Beyond that, there’s the noise. Social media platforms reward the megaphone. They reward the firehose. They’re built for the content creator. The more content created the better. The faster this content is created the better better.

And what happens is that the product we’re left with gets flooded with strangers. It becomes barely recognizable as “ours.” It’s why we’ve seen a recent push toward ‘bringing back the old Instagram’ or returning feeds to chronological order. People want to see their friends, unnnnnfortunately, their friends have been algorithmically removed because their content wasn’t tractor-beamy enough. Sorry bout that. Nowadays, many of your most interesting friends are full-on lurkers. 

But where does that leave recommendations? 

The reality is that we don’t have a great way of getting recommendations from friends outside our innermost circles. 

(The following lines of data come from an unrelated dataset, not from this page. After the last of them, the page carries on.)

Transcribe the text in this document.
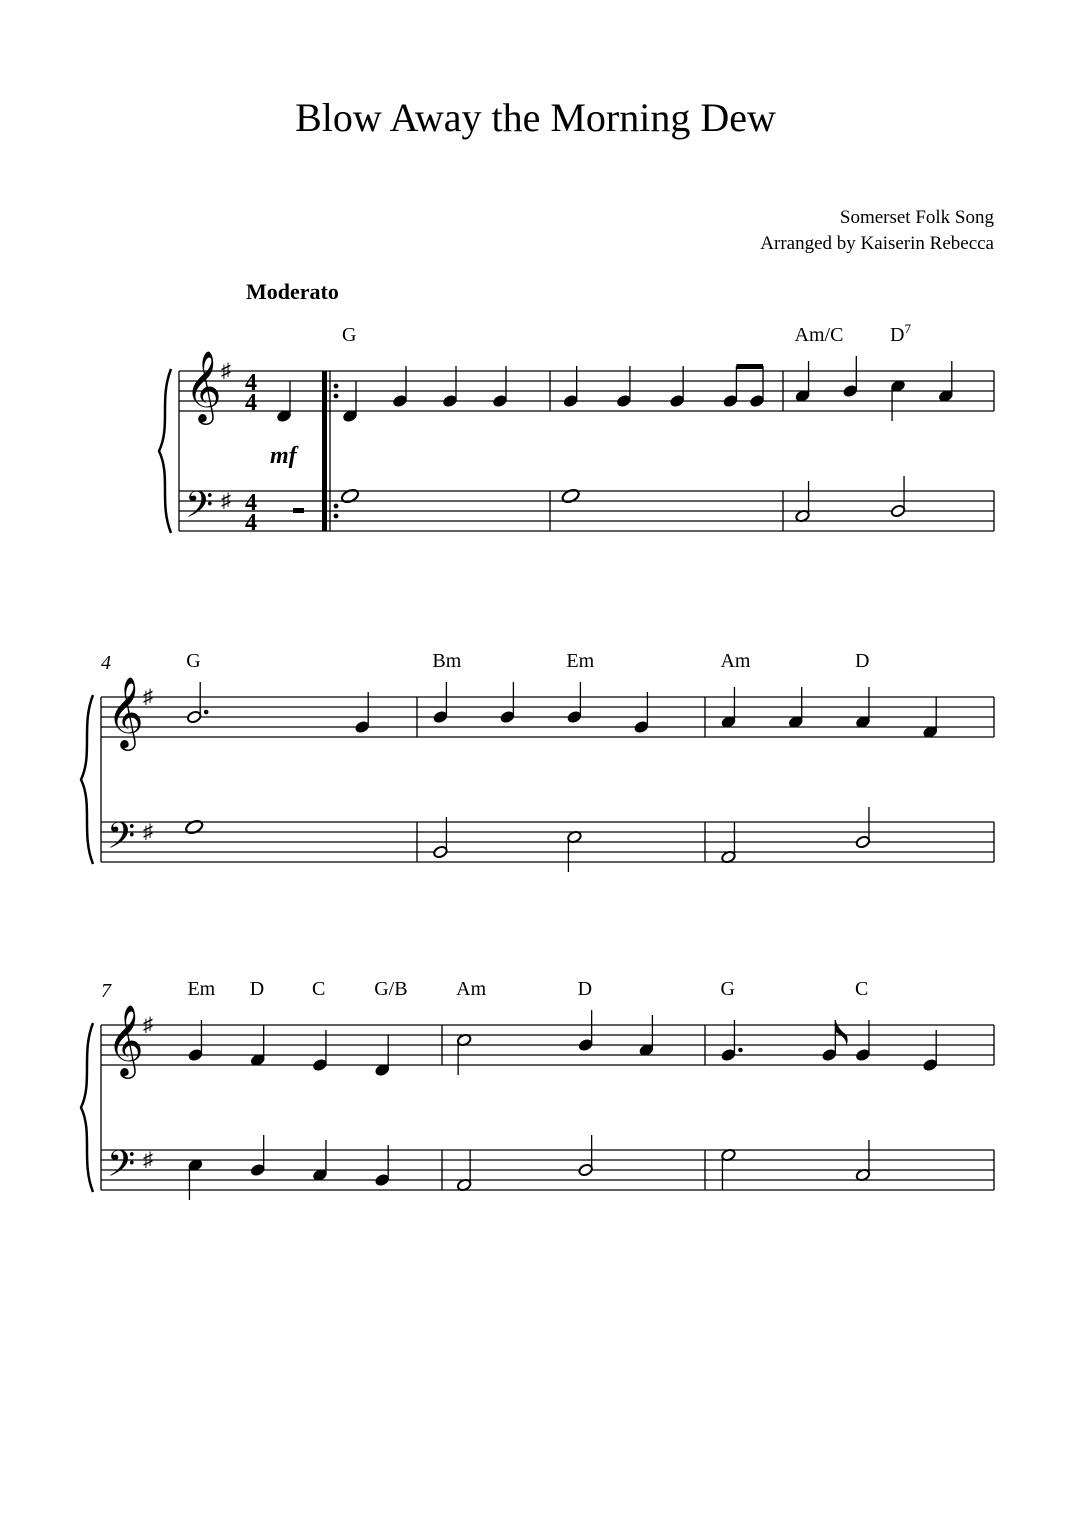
Blow Away the Morning Dew
Somerset Folk Song
Arranged by Kaiserin Rebecca
Moderato
𝄞
𝄢
♯
♯
4
4
4
4
mf
G	Am/C $D^7$
𝄞
𝄢
♯
♯
4	G	Bm	Em	Am	D
𝄞
𝄢
♯
♯
7	Em D C G/B Am	D	G	C
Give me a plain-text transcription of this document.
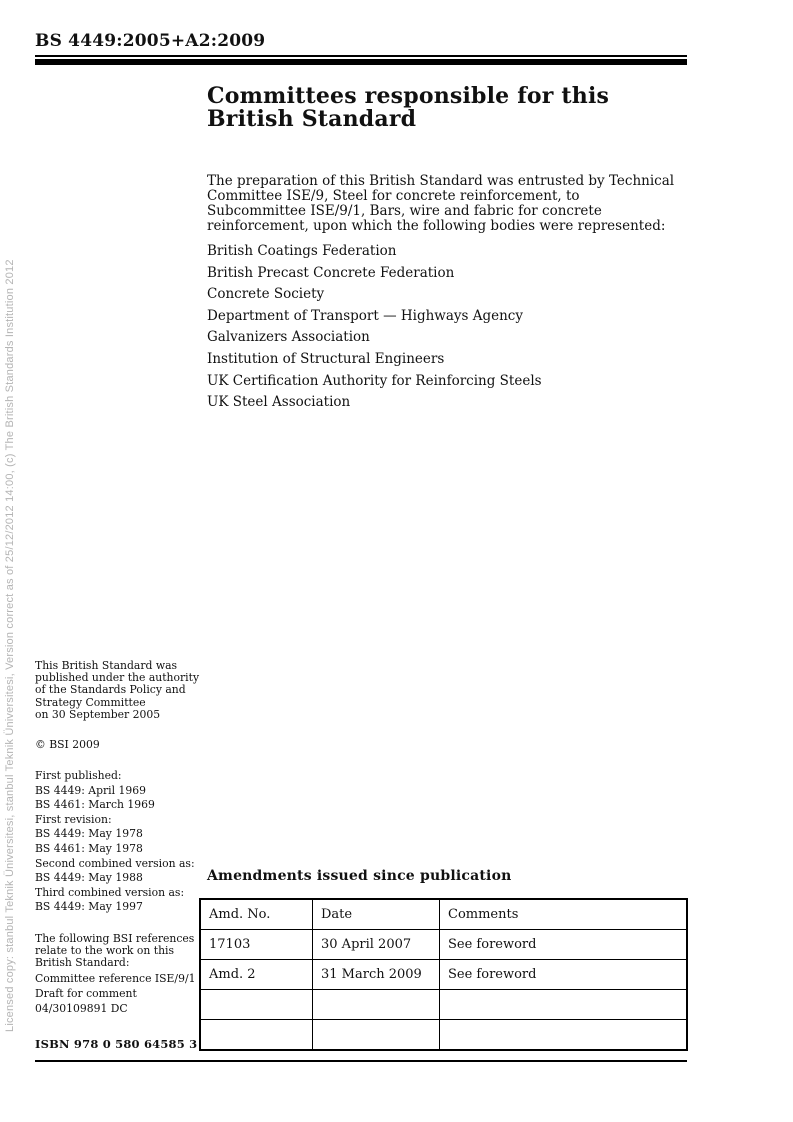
Licensed copy: stanbul Teknik Üniversitesi, stanbul Teknik Üniversitesi, Version correct as of 25/12/2012 14:00, (c) The British Standards Institution 2012
BS 4449:2005+A2:2009
Committees responsible for this
British Standard

The preparation of this British Standard was entrusted by Technical Committee ISE/9, Steel for concrete reinforcement, to Subcommittee ISE/9/1, Bars, wire and fabric for concrete reinforcement, upon which the following bodies were represented:

British Coatings Federation
British Precast Concrete Federation
Concrete Society
Department of Transport — Highways Agency
Galvanizers Association
Institution of Structural Engineers
UK Certification Authority for Reinforcing Steels
UK Steel Association
This British Standard was
published under the authority
of the Standards Policy and
Strategy Committee
on 30 September 2005
© BSI 2009
First published:
BS 4449: April 1969
BS 4461: March 1969
First revision:
BS 4449: May 1978
BS 4461: May 1978
Second combined version as:
BS 4449: May 1988
Third combined version as:
BS 4449: May 1997
The following BSI references
relate to the work on this
British Standard:
Committee reference ISE/9/1
Draft for comment
04/30109891 DC
ISBN 978 0 580 64585 3
Amendments issued since publication
Amd. No.	Date	Comments
17103	30 April 2007	See foreword
Amd. 2	31 March 2009	See foreword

Facebook is dead. Instagram is tryhard TikTok. TikTok is an attention monster that will eventually consume us all but is designed to keep us on-platform. Twitter is bite-sized and fleeting. Group chats are great, but they’re small, move super fast, and are archived poorly. Reddit is great if you spend time customizing it, but the content is (likely) not from your real friends. And RSS feeds were great (and are making a sneaky comeback), but again they ignore the ‘your friends’ part of the equation.

So we’re trying something new. 

finds is built solely with your friends’ recommendations in mind. Unconcerned with status updates, selfies, stories, and even likes. We call it slowcial media (half-jokingly). The (totally revolutionary) idea that you don't need to be – nor should you be – consuming this stuff 24/7.

Instead, when you find something you love, you send it along, and others get to enjoy it when and how they want. No time-sensitive or disappearing posts, just weekly drops of content for you and your friends to peruse however you like, and archived for whenever you want. 

So in essence, finds is pretty simple:

  1. We’ll text you once a week, asking you to send us a link to your favorite thing or things from that week – songs, albums, podcasts, videos, shows, movies, articles, books, recipes, whatever. 

  2. Then just in time for the weekend, we’ll send you a drop full of all your friends’ favorite things for you to enjoy at your leisure. And the content doesn’t go anywhere. It’s yours. Capturing more and more bits of interesting from those you’re most interested in. 

  3. And that’s it. Lather, rinse, repeat. Bon appetit.

But hey, you’re early. This is just the Alpha. 

And it only gets better from here (with your help). This stage will be lower fidelity than future drops, and it’s all about research into things like communication styles and cadence, drop timings and appearance, and more. So if you’ve taken the time to read this, we can confidently say that we’d love your feedback as we keep pushing this thing.

Thanks for being here at the start of this journey. We’re excited for all the recos that come next.